Are there any material innovations that you are planning to work with, what are the future plans for your label?
There have been the developments in Japanese recycled fabrics and now we are starting to think globally about where we are sourcing. In womenswear, we’ve started to work a lot more with Italian mills which is really good, but the next steps for the company involve the introduction of knitwear and jersey, really refining what we’ve been working on. The other thing that has been really rewarding is the introduction of our accessories line, because over the last three seasons it’s been a really significant growth. It’s almost becoming a company within the company, which we’re hoping to give its own voice to help it grow. But I’m very patient, what’s important is that what we do, we do properly, that we grow strategically at the right rate. I’m not thinking exponential quadruple growth every season. It has been about carefully mapping out what we are doing and why, making sure we’ve got the right partners and suppliers, that the product we are supplying is very good for the market.

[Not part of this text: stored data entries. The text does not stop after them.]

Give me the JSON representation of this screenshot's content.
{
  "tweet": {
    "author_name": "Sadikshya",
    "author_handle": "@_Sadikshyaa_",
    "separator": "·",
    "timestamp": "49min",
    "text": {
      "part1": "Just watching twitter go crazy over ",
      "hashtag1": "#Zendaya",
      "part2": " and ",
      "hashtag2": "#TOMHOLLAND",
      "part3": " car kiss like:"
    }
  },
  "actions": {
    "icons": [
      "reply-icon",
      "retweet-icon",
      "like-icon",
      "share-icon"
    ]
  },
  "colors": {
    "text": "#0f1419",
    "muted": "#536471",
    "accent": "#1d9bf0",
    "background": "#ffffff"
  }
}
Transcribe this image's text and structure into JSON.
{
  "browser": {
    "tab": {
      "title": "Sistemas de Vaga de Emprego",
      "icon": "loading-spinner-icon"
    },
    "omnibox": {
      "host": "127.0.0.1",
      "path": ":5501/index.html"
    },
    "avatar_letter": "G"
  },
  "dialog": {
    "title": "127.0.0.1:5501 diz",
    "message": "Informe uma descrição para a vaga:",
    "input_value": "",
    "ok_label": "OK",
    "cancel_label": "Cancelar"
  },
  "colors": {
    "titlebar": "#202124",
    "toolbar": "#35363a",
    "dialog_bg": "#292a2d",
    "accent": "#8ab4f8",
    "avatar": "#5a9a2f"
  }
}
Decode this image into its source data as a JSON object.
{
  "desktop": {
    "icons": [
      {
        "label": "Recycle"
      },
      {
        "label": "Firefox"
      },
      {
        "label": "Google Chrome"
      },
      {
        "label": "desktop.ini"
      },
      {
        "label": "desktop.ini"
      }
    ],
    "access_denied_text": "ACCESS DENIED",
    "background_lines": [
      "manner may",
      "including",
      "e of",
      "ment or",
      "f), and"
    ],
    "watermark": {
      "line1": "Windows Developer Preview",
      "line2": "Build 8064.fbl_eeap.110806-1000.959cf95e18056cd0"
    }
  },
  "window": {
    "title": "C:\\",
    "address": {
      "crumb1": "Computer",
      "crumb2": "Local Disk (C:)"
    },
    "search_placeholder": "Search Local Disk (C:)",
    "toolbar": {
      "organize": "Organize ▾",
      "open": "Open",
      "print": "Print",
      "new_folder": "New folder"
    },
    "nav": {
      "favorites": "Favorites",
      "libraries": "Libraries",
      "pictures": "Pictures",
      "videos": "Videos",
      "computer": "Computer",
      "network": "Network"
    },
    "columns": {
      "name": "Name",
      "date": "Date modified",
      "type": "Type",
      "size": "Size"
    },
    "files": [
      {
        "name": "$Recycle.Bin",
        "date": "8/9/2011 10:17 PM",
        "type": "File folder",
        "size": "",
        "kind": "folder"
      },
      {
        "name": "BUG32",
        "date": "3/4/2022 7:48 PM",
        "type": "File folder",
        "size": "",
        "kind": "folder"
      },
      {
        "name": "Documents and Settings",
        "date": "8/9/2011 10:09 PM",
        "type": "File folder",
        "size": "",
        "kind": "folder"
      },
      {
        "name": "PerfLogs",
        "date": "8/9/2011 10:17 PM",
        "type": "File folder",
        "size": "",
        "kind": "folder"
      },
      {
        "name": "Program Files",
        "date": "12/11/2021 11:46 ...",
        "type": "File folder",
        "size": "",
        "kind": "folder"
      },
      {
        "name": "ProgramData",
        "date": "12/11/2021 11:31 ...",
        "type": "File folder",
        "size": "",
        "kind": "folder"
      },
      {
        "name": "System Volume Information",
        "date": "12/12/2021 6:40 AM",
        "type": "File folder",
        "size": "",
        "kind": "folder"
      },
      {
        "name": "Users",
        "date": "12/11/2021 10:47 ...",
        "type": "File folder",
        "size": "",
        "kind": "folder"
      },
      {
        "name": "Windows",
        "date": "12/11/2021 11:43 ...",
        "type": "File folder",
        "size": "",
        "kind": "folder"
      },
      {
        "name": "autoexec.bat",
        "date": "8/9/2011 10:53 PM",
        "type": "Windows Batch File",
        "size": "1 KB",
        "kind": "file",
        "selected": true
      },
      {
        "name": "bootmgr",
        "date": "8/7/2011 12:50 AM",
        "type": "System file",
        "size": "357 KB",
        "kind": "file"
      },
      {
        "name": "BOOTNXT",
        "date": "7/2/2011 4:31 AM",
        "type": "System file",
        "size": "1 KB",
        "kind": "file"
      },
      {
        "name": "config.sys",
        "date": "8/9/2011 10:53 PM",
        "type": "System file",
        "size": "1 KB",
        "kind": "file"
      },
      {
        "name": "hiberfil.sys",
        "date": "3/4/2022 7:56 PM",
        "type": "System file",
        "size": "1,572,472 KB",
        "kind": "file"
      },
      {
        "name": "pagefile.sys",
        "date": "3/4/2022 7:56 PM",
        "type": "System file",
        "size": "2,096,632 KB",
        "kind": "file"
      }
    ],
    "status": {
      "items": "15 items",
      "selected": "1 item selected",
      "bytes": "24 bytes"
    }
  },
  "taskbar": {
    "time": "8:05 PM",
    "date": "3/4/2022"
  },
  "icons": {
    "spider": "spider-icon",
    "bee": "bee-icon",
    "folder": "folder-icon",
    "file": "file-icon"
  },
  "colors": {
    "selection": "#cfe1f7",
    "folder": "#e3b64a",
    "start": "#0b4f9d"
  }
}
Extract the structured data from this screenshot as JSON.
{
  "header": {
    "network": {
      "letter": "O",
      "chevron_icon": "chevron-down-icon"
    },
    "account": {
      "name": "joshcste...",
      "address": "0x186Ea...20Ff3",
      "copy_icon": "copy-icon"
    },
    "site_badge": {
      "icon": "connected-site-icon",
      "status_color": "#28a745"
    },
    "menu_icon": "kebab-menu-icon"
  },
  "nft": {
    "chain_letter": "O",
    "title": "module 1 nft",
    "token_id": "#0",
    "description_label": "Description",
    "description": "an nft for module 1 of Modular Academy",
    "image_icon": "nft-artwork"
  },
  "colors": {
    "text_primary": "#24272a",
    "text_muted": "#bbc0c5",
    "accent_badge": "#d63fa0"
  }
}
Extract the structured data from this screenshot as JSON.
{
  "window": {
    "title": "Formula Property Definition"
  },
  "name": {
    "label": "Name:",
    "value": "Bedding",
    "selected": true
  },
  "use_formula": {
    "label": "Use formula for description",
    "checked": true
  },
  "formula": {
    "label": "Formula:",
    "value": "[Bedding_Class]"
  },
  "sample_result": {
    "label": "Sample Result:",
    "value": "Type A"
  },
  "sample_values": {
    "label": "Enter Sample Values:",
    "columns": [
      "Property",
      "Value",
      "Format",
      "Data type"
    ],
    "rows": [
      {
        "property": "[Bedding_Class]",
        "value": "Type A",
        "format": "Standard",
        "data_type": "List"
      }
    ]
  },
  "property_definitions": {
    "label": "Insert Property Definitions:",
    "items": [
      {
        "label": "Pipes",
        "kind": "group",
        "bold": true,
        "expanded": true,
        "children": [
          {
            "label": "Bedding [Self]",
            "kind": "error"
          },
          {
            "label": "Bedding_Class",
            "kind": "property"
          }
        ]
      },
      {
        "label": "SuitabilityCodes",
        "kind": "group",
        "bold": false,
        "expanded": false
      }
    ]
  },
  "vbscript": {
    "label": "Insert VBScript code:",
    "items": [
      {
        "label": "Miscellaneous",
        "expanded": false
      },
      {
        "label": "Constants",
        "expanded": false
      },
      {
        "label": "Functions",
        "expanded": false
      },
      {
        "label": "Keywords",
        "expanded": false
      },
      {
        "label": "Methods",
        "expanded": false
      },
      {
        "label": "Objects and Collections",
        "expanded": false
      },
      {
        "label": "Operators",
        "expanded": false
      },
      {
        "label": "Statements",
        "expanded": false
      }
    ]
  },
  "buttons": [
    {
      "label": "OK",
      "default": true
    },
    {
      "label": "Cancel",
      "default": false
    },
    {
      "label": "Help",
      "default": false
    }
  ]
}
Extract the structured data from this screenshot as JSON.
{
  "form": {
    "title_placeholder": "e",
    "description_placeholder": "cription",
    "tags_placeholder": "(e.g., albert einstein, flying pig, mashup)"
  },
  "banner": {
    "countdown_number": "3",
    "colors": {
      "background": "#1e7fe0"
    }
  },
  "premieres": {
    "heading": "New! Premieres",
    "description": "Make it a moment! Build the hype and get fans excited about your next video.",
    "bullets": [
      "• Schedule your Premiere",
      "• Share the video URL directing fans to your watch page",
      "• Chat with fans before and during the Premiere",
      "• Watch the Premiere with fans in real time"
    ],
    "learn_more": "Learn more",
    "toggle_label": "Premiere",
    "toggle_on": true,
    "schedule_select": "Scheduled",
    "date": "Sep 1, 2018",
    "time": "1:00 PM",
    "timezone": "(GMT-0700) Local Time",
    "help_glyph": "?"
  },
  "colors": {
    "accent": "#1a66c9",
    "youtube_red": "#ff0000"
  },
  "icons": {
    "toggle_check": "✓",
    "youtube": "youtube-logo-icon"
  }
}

As an outerwear-focused designer, what would be your ideal day spent outdoors?
I have to travel a lot, so enjoy just being in the UK. What I’ve started to do now in the summers for my birthday is a 24-hour challenge for charity. We started first by doing the Three Peaks Challenge which is in the highest mountains in Scotland, England and Wales and relatively easy with no real training. Then last year, we did the Welsh 3000s which is the 15 mountains in Wales above 3000 feet and you’ve got to get up and down all of them in 24 hours, which is considerably more difficult [laughs]. I am actually quite looking forward to planning the next one. It might be something in the Lake District this time, but I think the important thing is something UK-based and getting into the great outdoors.